Single by Dollar

from the album The Dollar Album
- Released: 12 March 1982
- Genre: Synth-pop; new pop;
- Length: 5:01
- Label: WEA
- Songwriters: Simon Darlow; Trevor Horn;
- Producer: Trevor Horn

Dollar singles chronology
| "Mirror Mirror" (1981) | "Give Me Back My Heart" (1982) | "Videotheque" (1982) |

= Give Me Back My Heart =

"Give Me Back My Heart" is a song by the British pop duo Dollar, released in March 1982 as the third single from their third album The Dollar Album. The song was their second biggest hit out of the five top twenty hit singles off the album, after "Mirror Mirror". It reached No. 4 in the UK, and No. 8 in Ireland. The song was co-written by Trevor Horn and Simon Darlow, and produced by Horn.

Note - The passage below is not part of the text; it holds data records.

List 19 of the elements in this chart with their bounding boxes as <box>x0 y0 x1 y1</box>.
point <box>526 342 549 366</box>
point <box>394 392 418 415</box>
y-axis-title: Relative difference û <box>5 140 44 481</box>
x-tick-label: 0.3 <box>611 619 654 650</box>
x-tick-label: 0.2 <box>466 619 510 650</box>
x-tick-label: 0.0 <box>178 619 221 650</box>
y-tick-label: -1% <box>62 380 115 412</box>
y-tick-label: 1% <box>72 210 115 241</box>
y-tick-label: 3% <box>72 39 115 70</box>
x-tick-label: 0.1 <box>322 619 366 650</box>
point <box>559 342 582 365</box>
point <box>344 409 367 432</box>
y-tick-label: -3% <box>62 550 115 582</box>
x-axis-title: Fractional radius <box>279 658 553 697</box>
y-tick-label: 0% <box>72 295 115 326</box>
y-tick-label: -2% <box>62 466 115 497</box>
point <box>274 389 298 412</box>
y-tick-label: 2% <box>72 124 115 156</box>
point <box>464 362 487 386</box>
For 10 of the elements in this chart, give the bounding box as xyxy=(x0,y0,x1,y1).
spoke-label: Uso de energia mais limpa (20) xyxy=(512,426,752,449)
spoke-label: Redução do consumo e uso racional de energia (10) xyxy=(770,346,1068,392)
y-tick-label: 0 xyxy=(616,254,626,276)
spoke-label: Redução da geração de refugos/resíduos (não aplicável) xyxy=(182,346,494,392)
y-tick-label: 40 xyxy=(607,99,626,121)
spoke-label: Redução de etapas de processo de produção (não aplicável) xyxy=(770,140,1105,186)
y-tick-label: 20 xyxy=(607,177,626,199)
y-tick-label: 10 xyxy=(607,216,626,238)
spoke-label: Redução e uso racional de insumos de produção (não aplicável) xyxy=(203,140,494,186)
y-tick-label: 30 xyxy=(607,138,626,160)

==Cover versions and media appearances==
A cover version by Robin Wright was released in 1988 on Fantasia Records.

The song was parodied in the 1983 series of Three of a Kind as "Sing a Soppy Song". David Copperfield (as David Van Day) sang the prophetic line "I'll think I'll go and join Bucks Fizz" (to which Tracey Ullman replied "Well, you know where your suitcase is"), which is the group Van Day later joined in 1996.